I don't understand what you mean. Sure the logs could timeout at some
point (or shouldn't there be some size limits anyway?), but you'd still
need to keep track of what different slaves have seen.
> > Solution here would again be that before EXPUNGE notifications are sent
> > to client we'll wait for reply from slave that it had also processed the
> > expunge.
> From all your descriptions it sounds as if you are trying to do Synchronous
> replicat. What I suggested is basically to use Asynchronous replication.
> I think synchronous replication is not only much more difficult, but also
> much more difficult to debug and maintain in working order over changes.

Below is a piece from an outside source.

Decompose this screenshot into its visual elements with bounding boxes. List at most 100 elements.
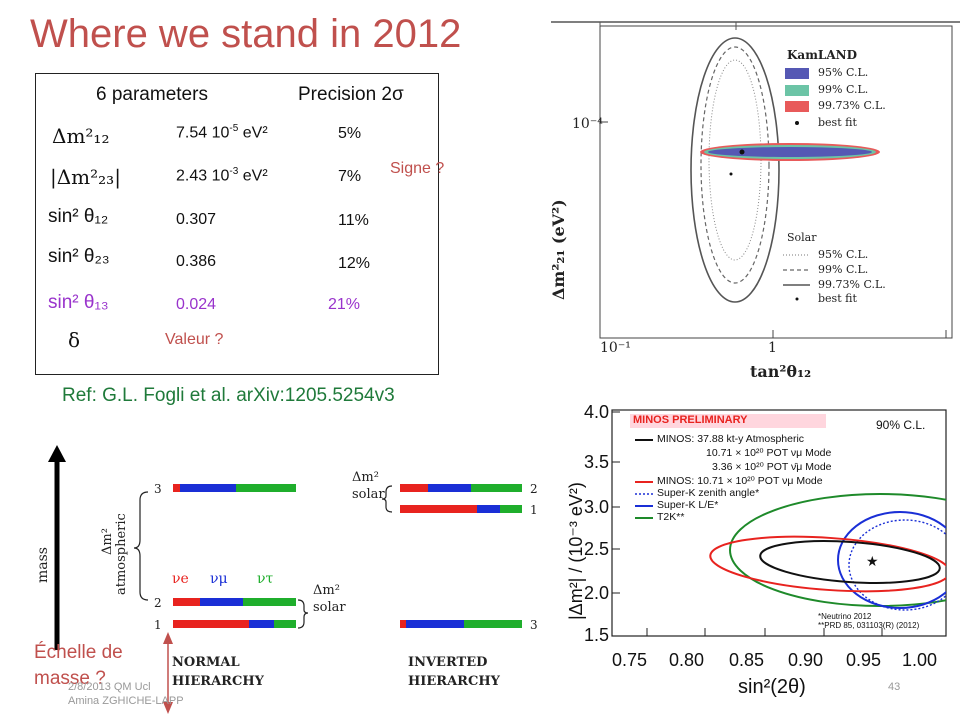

Right. And I think the benefits of doing it synchronously outweight the
extra difficulties. As I mentioned in the beginning of the mail:
Since the whole point of master-slave replication would be to get a
reliable service, I'll want to make the replication as reliable as
possible. It would be easier to implement much simpler master-slave
replication, but in error conditions that would almost guarantee that
some messages get lost. I want to avoid that.
By "much simpler replication" I mean asynchronous replication. Perhaps
asynchronous could be an option also if it seems that synchronous
replication adds too much latency (especially if your replication is
simply for an offsite backup), but I'd want synchronous to be the
> > After master/multi-slave is working, we're nearly ready for a full
> > multi-master operation
> I think it will be clearer to see what needs to be done after you have
> master-slave working.
Sure. I wasn't planning on implementing multi-slave or multi-master
before the master/slave was fully working and stress testing showing
that no mails get lost even if master is killed every few seconds (and
each crash causing master/slave to switch roles randomly).

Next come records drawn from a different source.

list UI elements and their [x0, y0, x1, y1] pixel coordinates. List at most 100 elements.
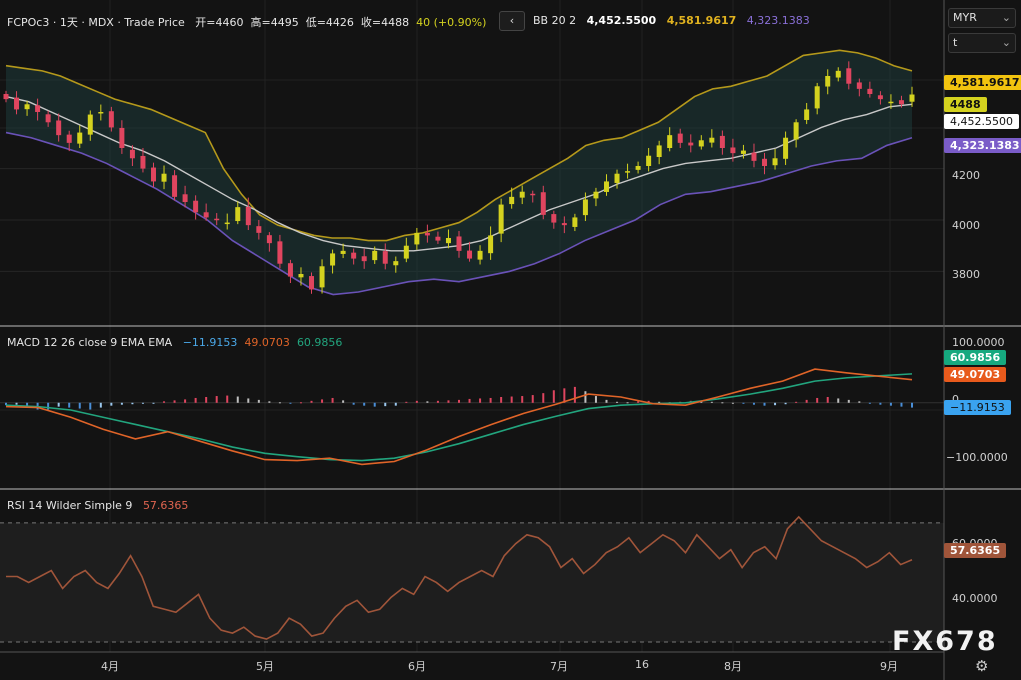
bb-upper-value: 4,581.9617	[666, 14, 737, 27]
candle-body	[519, 191, 525, 198]
macd-histogram-bar	[521, 396, 524, 403]
macd-histogram-bar	[710, 401, 713, 403]
macd-title[interactable]: MACD 12 26 close 9 EMA EMA	[7, 336, 173, 349]
candle-body	[888, 101, 894, 104]
macd-histogram-bar	[742, 402, 745, 404]
macd-histogram-bar	[236, 396, 239, 403]
macd-histogram-bar	[563, 388, 566, 403]
macd-histogram-bar	[868, 402, 871, 404]
macd-histogram-bar	[805, 399, 808, 403]
candle-body	[277, 241, 283, 264]
macd-signal-tag: 60.9856	[944, 350, 1007, 365]
candle-body	[688, 142, 694, 146]
candle-body	[509, 196, 515, 205]
gear-icon[interactable]: ⚙	[975, 657, 989, 675]
candle-body	[140, 155, 146, 169]
candle-body	[435, 236, 441, 241]
bb-upper-line	[5, 49, 913, 242]
macd-histogram-bar	[120, 402, 123, 405]
macd-histogram-bar	[299, 402, 302, 404]
macd-histogram-bar	[447, 400, 450, 403]
candle-body	[530, 193, 536, 196]
unit-value: t	[953, 36, 958, 49]
macd-histogram-bar	[774, 402, 777, 406]
candle-body	[129, 149, 135, 159]
candle-body	[572, 217, 578, 227]
macd-histogram-bar	[68, 402, 71, 408]
candle-body	[172, 175, 178, 197]
candle-body	[256, 226, 262, 233]
candle-body	[235, 207, 241, 222]
macd-histogram-bar	[837, 398, 840, 403]
macd-histogram-bar	[911, 402, 913, 408]
x-tick-may: 5月	[256, 660, 274, 673]
bb-mid-value: 4,452.5500	[586, 14, 657, 27]
candle-body	[382, 251, 388, 264]
macd-histogram-bar	[352, 402, 355, 405]
macd-histogram-bar	[247, 398, 250, 403]
bb-lower-line	[5, 131, 913, 296]
x-tick-aug: 8月	[724, 660, 742, 673]
unit-select[interactable]: t ⌄	[948, 33, 1016, 53]
macd-histogram-bar	[163, 401, 166, 403]
macd-histogram-bar	[152, 402, 155, 404]
candle-body	[825, 76, 831, 87]
macd-hist-tag: −11.9153	[944, 400, 1011, 415]
bb-label[interactable]: BB 20 2	[533, 14, 577, 27]
macd-histogram-bar	[731, 402, 734, 404]
macd-histogram-bar	[394, 402, 397, 406]
macd-histogram-bar	[373, 402, 376, 407]
symbol-label[interactable]: FCPOc3 · 1天 · MDX · Trade Price	[7, 16, 185, 29]
candle-body	[625, 171, 631, 173]
candle-body	[751, 152, 757, 161]
macd-histogram-bar	[426, 401, 429, 403]
candle-body	[603, 181, 609, 192]
macd-histogram-bar	[573, 386, 576, 403]
macd-histogram-bar	[15, 402, 18, 405]
candle-body	[150, 167, 156, 182]
macd-histogram-bar	[594, 396, 597, 403]
macd-histogram-bar	[310, 400, 313, 403]
macd-histogram-bar	[658, 401, 661, 403]
macd-histogram-bar	[531, 395, 534, 403]
macd-histogram-bar	[479, 398, 482, 403]
candle-body	[656, 145, 662, 157]
candle-body	[909, 94, 915, 102]
price-tick: 4200	[952, 169, 980, 182]
collapse-legend-button[interactable]: ‹	[499, 11, 525, 31]
x-tick-apr: 4月	[101, 660, 119, 673]
x-tick-jun: 6月	[408, 660, 426, 673]
macd-histogram-bar	[131, 402, 134, 405]
candle-body	[488, 235, 494, 254]
candle-body	[856, 82, 862, 89]
rsi-tag: 57.6365	[944, 543, 1007, 558]
candle-body	[193, 200, 199, 213]
macd-histogram-bar	[847, 399, 850, 403]
chevron-left-icon: ‹	[509, 14, 515, 27]
macd-histogram-bar	[78, 402, 81, 409]
macd-histogram-bar	[647, 400, 650, 403]
chevron-down-icon: ⌄	[1001, 36, 1011, 49]
bollinger-legend: BB 20 2 4,452.5500 4,581.9617 4,323.1383	[533, 14, 810, 27]
macd-histogram-bar	[415, 400, 418, 403]
candle-body	[730, 147, 736, 154]
macd-histogram-bar	[436, 400, 439, 403]
chart-legend: FCPOc3 · 1天 · MDX · Trade Price 开=4460 高…	[7, 14, 486, 30]
candle-body	[498, 204, 504, 234]
candle-body	[330, 253, 336, 266]
rsi-title[interactable]: RSI 14 Wilder Simple 9	[7, 499, 133, 512]
candle-body	[98, 112, 104, 114]
currency-select[interactable]: MYR ⌄	[948, 8, 1016, 28]
candle-body	[614, 173, 620, 183]
macd-histogram-bar	[5, 402, 7, 406]
candle-body	[804, 109, 810, 120]
macd-line-tag: 49.0703	[944, 367, 1007, 382]
price-tick: 4000	[952, 219, 980, 232]
bollinger-band-fill	[6, 50, 912, 295]
watermark-logo: FX678	[892, 626, 998, 657]
macd-histogram-bar	[458, 399, 460, 403]
macd-histogram-bar	[226, 395, 229, 403]
candle-body	[561, 223, 567, 226]
macd-histogram-bar	[363, 402, 366, 406]
macd-histogram-bar	[584, 391, 587, 403]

> I have never tried to implement a replication system,
> but I think that the onl way to have a reliable multi-master system is to
> have synchronous replication across ALL nodes.
That would make it the safest, but I think it's enough to have just one
synchronous slave update. Once the slaves then figure out together who
is the next master, it would gather all the updates it doesn't know
about yet from the other slaves.
(Assuming the multi-master was implemented so that global mailbox holder
is the master for the mailbox and the others are slaves.)

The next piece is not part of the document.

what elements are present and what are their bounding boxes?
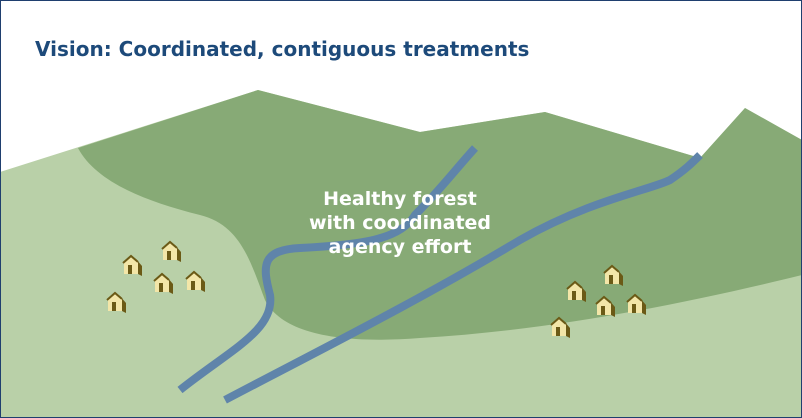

> This increases communication and locking significantly. The locking alone
> will likely be a choke point.
My plan would require the locking only when the mailbox is being updated
and the global lock isn't already owned by the server. If you want to
avoid different servers from constantly stealing the lock from each
others, use different ways to make sure that the mailbox normally isn't
modified from more than one server.
I don't think this will be a big problem even if multiple servers are
modifying the same mailbox, but it depends entirely on the extra latency
caused by the global locking. I don't know what the latency will be
until it can be tested, but I don't think it should be much more than
what a simple ping would give over the same network.